The film, oddly enough, employs little non-diegetic music or score in its sound track. What music the viewers hear, presumably, the characters hear. This understated audio device I remember well from watching the show as a child. The music felt less “produced” and more organic to the storytelling of the show. Taken to an extreme, of course, the audio technique leads the viewer to silence.

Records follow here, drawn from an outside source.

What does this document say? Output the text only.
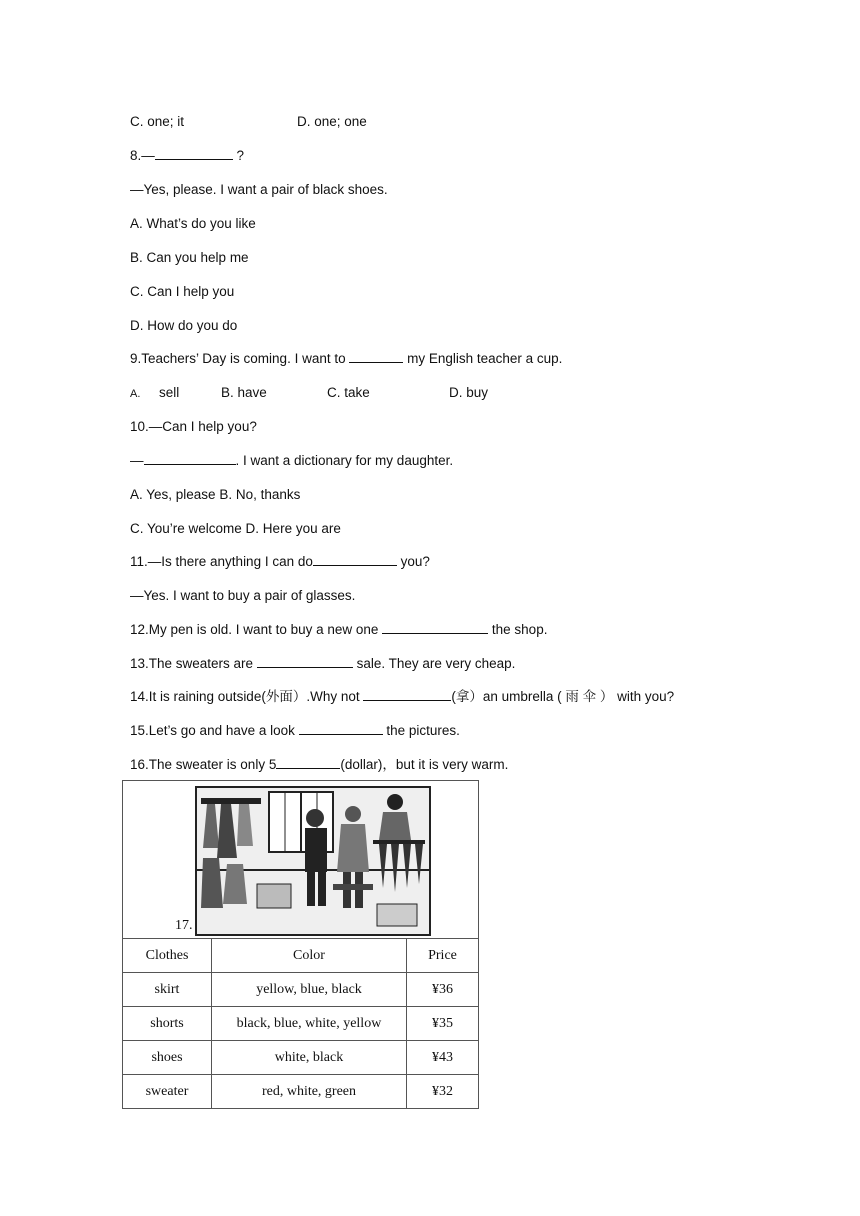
C. one; it	D. one; one
8.—	?
—Yes, please. I want a pair of black shoes.
A. What’s do you like
B. Can you help me
C. Can I help you
D. How do you do
9.Teachers’ Day is coming. I want to	my English teacher a cup.
A. sell	B. have	C. take	D. buy
10.—Can I help you?
—	. I want a dictionary for my daughter.
A. Yes, please B. No, thanks
C. You’re welcome D. Here you are
11.—Is there anything I can do	you?
—Yes. I want to buy a pair of glasses.
12.My pen is old. I want to buy a new one	the shop.
13.The sweaters are	sale. They are very cheap.
14.It is raining outside(外面）.Why not	(拿）an umbrella ( 雨 伞 ） with you?
15.Let’s go and have a look	the pictures.
16.The sweater is only 5	(dollar)，but it is very warm.
17.		

Clothes	Color	Price
skirt	yellow, blue, black	¥36
shorts	black, blue, white, yellow	¥35
shoes	white, black	¥43
sweater	red, white, green	¥32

The Esquire article recorded Mr. Rogers’ attempt to “protect childhood and silence” going so far as to encourage viewers to take “10 seconds to think of the people who have helped you become who you are.” The film version expounds the prayer to an entire minute. In the public setting of a coffee shop, Hanks’ Rogers asks Rhys’ journalist to pray for a minute in silence and recall the persons who loved you into being. The brilliance of the scene is that a minute of silent screen time can be extremely awkward. Really the only way for the viewer to mitigate the quirkiness is to go ahead and think of the own persons in their life who wielded positive influence. I thought of my parents, aunts and uncles, coaches, teachers and spiritual mentors.
The most drastic adaptation choice of the filmmakers was to make the story about the Esquire journalist, that he is the one to experience conversion through his interviews with Mr. Rogers. In film school, they teach aspiring writers to always write their protagonist through a character arc, with the one rare exception that the character is Christ-like (or if a Gospel film, Christ, himself) and influences the characters around him or her for the better. The classical example from secular film is Back to the Future’s Marty McFly (Michael J. Fox).
The journalist Vogel must make amends with his deadbeat father (played by Chris Cooper). The film version took dramatic liberty in this regard; the real life journalist’s interaction with Rogers only led him to pray as an adult, a practice mostly abandoned from his youth. The film version raises the stakes for the journalist, who finds himself at a crossroads as to whether forgive his father, a notorious sinner largely undeserving of pardon.
The filmmaking techniques and character choices combine to give us the essence of Fred Rogers and spare Tom Hanks from impressionism. We’re gifted with a kind of saint’s write-up, less the details of their life, instead a display of the spiritual nuggets we can draw from their life and witness. For Mr. Rogers, I won’t need to remind the readers of this blog that he preached a little bit of kindness for our neighbor…and that we pray for and ask for our neighbors’ prayers.
For those Mr. Rogers fans that still lament his death and ending of his show, there’s a definite sense I felt I was sitting through one of his shows. The message of all his shows rolled into one, in fact. And I dare say, this film stands as his best show.